The workhorse of my dissertation is an original dataset measuring the proportion of a country's working-age population employed in high-capacity industries (manufacturing, mining, construction and transport). These data come from three different sources, and required significant care to combine. Past research on the causes and consequences of labor strength have been handicapped by their reliance on data which are not available for most countries and most years, and which are very likely to be causally entangled with the outcomes of interest. My data have large coverage advantages. They are available for the vast majority of countries in the world, and for most of the modern period. And while the use of these data cannot substitute for strategies to identify causal relationships, for many political and social outcomes concerns about the endogeneity of the measure are probably less acute.
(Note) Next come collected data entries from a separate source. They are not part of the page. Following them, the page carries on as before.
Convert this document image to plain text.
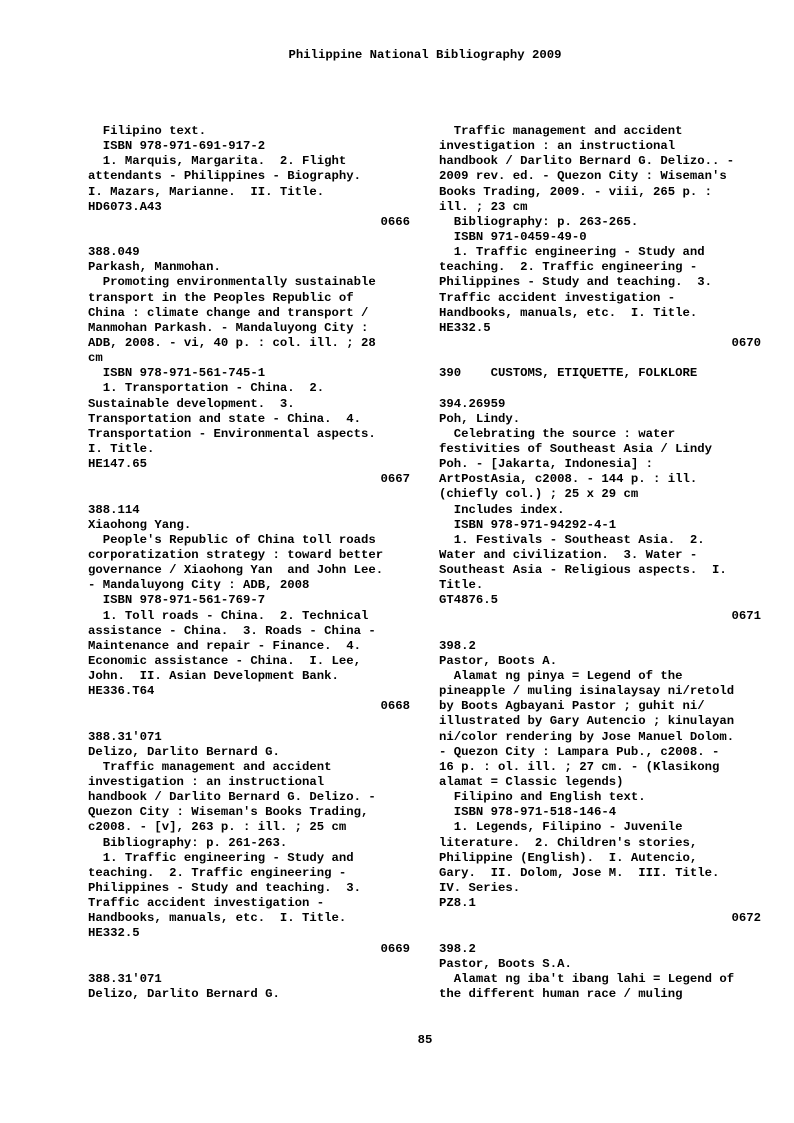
Philippine National Bibliography 2009
Filipino text.
ISBN 978-971-691-917-2
1. Marquis, Margarita.  2. Flight
attendants - Philippines - Biography.
I. Mazars, Marianne.  II. Title.
HD6073.A43
0666
388.049
Parkash, Manmohan.
Promoting environmentally sustainable
transport in the Peoples Republic of
China : climate change and transport /
Manmohan Parkash. - Mandaluyong City :
ADB, 2008. - vi, 40 p. : col. ill. ; 28
cm
ISBN 978-971-561-745-1
1. Transportation - China.  2.
Sustainable development.  3.
Transportation and state - China.  4.
Transportation - Environmental aspects.
I. Title.
HE147.65
0667
388.114
Xiaohong Yang.
People's Republic of China toll roads
corporatization strategy : toward better
governance / Xiaohong Yan  and John Lee.
- Mandaluyong City : ADB, 2008
ISBN 978-971-561-769-7
1. Toll roads - China.  2. Technical
assistance - China.  3. Roads - China -
Maintenance and repair - Finance.  4.
Economic assistance - China.  I. Lee,
John.  II. Asian Development Bank.
HE336.T64
0668
388.31'071
Delizo, Darlito Bernard G.
Traffic management and accident
investigation : an instructional
handbook / Darlito Bernard G. Delizo. -
Quezon City : Wiseman's Books Trading,
c2008. - [v], 263 p. : ill. ; 25 cm
Bibliography: p. 261-263.
1. Traffic engineering - Study and
teaching.  2. Traffic engineering -
Philippines - Study and teaching.  3.
Traffic accident investigation -
Handbooks, manuals, etc.  I. Title.
HE332.5
0669
388.31'071
Delizo, Darlito Bernard G.
Traffic management and accident
investigation : an instructional
handbook / Darlito Bernard G. Delizo.. -
2009 rev. ed. - Quezon City : Wiseman's
Books Trading, 2009. - viii, 265 p. :
ill. ; 23 cm
Bibliography: p. 263-265.
ISBN 971-0459-49-0
1. Traffic engineering - Study and
teaching.  2. Traffic engineering -
Philippines - Study and teaching.  3.
Traffic accident investigation -
Handbooks, manuals, etc.  I. Title.
HE332.5
0670
390    CUSTOMS, ETIQUETTE, FOLKLORE
394.26959
Poh, Lindy.
Celebrating the source : water
festivities of Southeast Asia / Lindy
Poh. - [Jakarta, Indonesia] :
ArtPostAsia, c2008. - 144 p. : ill.
(chiefly col.) ; 25 x 29 cm
Includes index.
ISBN 978-971-94292-4-1
1. Festivals - Southeast Asia.  2.
Water and civilization.  3. Water -
Southeast Asia - Religious aspects.  I.
Title.
GT4876.5
0671
398.2
Pastor, Boots A.
Alamat ng pinya = Legend of the
pineapple / muling isinalaysay ni/retold
by Boots Agbayani Pastor ; guhit ni/
illustrated by Gary Autencio ; kinulayan
ni/color rendering by Jose Manuel Dolom.
- Quezon City : Lampara Pub., c2008. -
16 p. : ol. ill. ; 27 cm. - (Klasikong
alamat = Classic legends)
Filipino and English text.
ISBN 978-971-518-146-4
1. Legends, Filipino - Juvenile
literature.  2. Children's stories,
Philippine (English).  I. Autencio,
Gary.  II. Dolom, Jose M.  III. Title.
IV. Series.
PZ8.1
0672
398.2
Pastor, Boots S.A.
Alamat ng iba't ibang lahi = Legend of
the different human race / muling
85
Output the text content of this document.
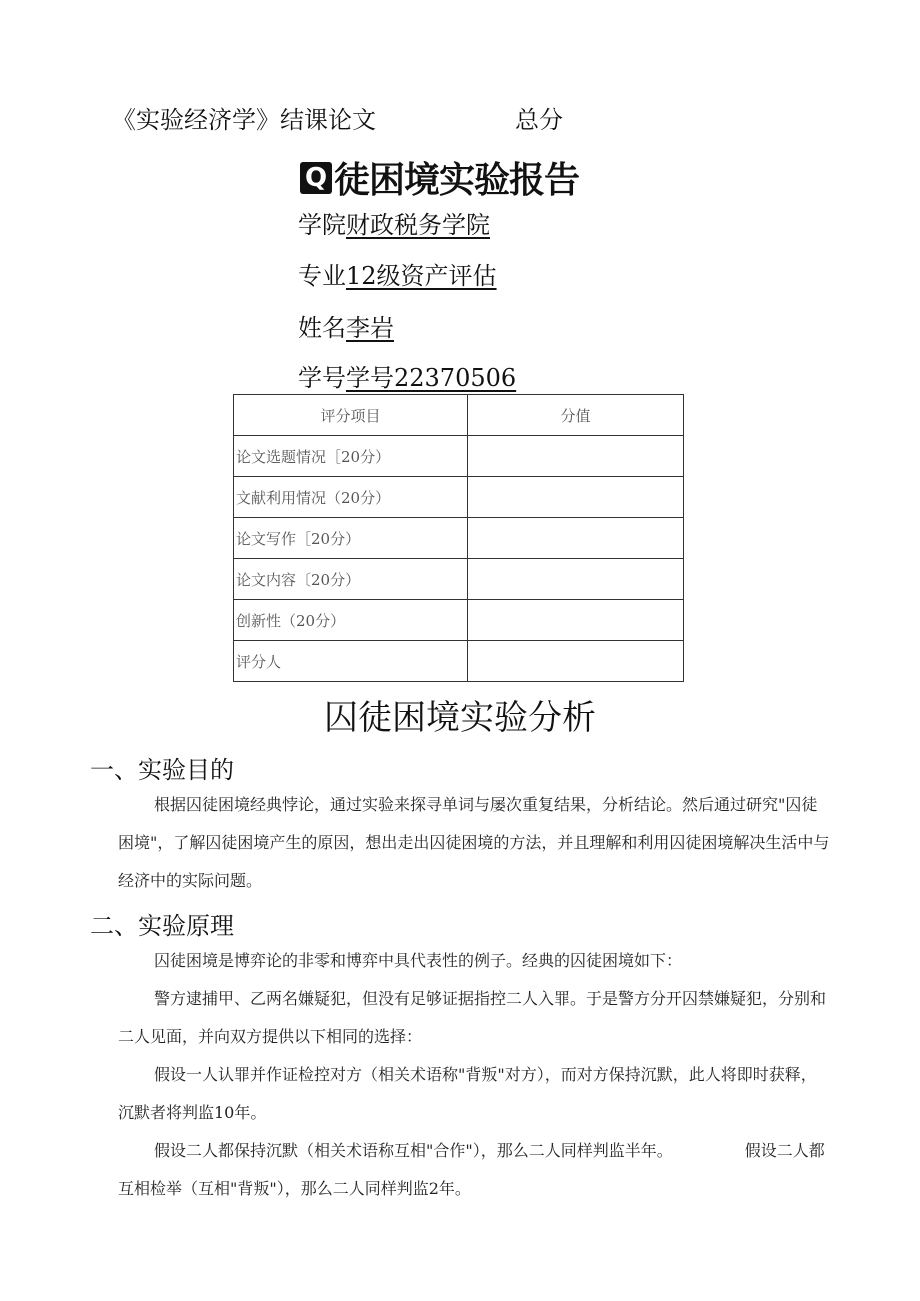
《实验经济学》结课论文	总分
Q 徒困境实验报告
学院财政税务学院
专业12级资产评估
姓名李岩
学号学号22370506
评分项目	分值
论文选题情况［20分）	
文献利用情况（20分）	
论文写作［20分）	
论文内容〔20分）	
创新性（20分）	
评分人	
囚徒困境实验分析
一、实验目的

根据囚徒困境经典悖论，通过实验来探寻单词与屡次重复结果，分析结论。然后通过研究"囚徒困境"，了解囚徒困境产生的原因，想出走出囚徒困境的方法，并且理解和利用囚徒困境解决生活中与经济中的实际问题。

二、实验原理

囚徒困境是博弈论的非零和博弈中具代表性的例子。经典的囚徒困境如下：

警方逮捕甲、乙两名嫌疑犯，但没有足够证据指控二人入罪。于是警方分开囚禁嫌疑犯，分别和二人见面，并向双方提供以下相同的选择：

假设一人认罪并作证检控对方（相关术语称"背叛"对方），而对方保持沉默，此人将即时获释，沉默者将判监10年。

假设二人都保持沉默（相关术语称互相"合作"），那么二人同样判监半年。　　　　　假设二人都互相检举（互相"背叛"），那么二人同样判监2年。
Most existing research on strikes focuses on a handful of countries, and, more importantly, on trends in the post-WWII era. I compiled a more extensive dataset. The raw data come almost entirely from the International Labour Organization, which has been collecting data on industrial disputes in member countries for almost a century. Data for the post-1969 period is available online, though I had to make some 'editorial' decisions about how to clean and organize the constituent data. Data prior to 1969 is available in various volumes of Brian Mitchell's International Historical Statistics. Most of these data are gleaned from old ILO yearbooks, though some are attributed to other sources.
Barbieri and Keshk curate a dataset of imports and exports valued in nominal dollars. These data are very difficult to combine with GDP data, which are not available in nominal dollars prior to 1948. For the pre-1948 period, I combined data on GDP with data on trade volumes, all denominated in nominal dollars. This gives trade/GDP ratios for the pre-1948 period, which is a conventional measure of the intensity of globalization. Based on correspondence with other researchers, I believe these data are unique.
COUNTY AND CZ-LEVEL INCARCERATION RATES
Quantitative work on incarceration in the US typically measures its outcome variable at the state level, but, as is well-known, there is a large amount of intra-state variation. With John Clegg, I use restricted-access data available through the National Corrections Reporting Program to generate incarceration rates at the county and commuting zone levels between the mid-1980s and 2014. These data vary in reliability, so we identify samples of varying reliability based on how much information the NCRP reports, as well as how well these data match state-level counts released through the National Prisoner Statistics program.